Personal information
- Date of birth: May 15, 1997 (age 29)
- Place of birth: Tampa, Florida, United States
- Height: 5 ft 9 in (1.75 m)
- Positions: Defender; defensive midfielder;

Youth career
- Clearwater Chargers

College career
- Years: Team / Apps / (Gls)
- 2015–2018: Maryland Terrapins / 78 / (0)

Senior career*
- Years: Team / Apps / (Gls)
- 2017: Tampa Bay Rowdies U23 / 4 / (0)
- 2019–2020: Rio Grande Valley FC / 28 / (0)

= Andrew Samuels (soccer) =

American soccer player

Andrew Samuels (born May 15, 1997) is an American soccer player.

== Career ==
=== Youth and college ===
Samuels played four years of college soccer at the University of Maryland between 2015 and 2018, making 78 appearances, scoring three goals and tallying seven assists.

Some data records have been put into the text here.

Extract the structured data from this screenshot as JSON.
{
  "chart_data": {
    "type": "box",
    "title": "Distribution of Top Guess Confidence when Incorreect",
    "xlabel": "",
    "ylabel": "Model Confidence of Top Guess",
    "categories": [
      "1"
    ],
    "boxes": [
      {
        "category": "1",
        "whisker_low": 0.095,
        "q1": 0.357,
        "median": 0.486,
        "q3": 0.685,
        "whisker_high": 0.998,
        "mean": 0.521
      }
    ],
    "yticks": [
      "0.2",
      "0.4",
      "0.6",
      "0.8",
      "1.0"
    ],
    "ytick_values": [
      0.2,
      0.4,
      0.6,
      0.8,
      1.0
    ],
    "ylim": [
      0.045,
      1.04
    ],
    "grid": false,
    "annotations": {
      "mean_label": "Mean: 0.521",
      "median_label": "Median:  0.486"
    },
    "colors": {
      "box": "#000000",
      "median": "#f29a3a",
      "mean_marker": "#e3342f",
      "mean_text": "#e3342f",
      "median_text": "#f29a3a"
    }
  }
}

While at college, Samuels appeared for USL Premier Development League side Tampa Bay Rowdies U23 in 2017.

=== Professional ===
On January 11, 2019, Samuels was selected 33rd overall in the 2019 MLS SuperDraft by Houston Dynamo. On March 8, 2019, Samuels signed for Houston's USL Championship affiliate side Rio Grande Valley FC Toros.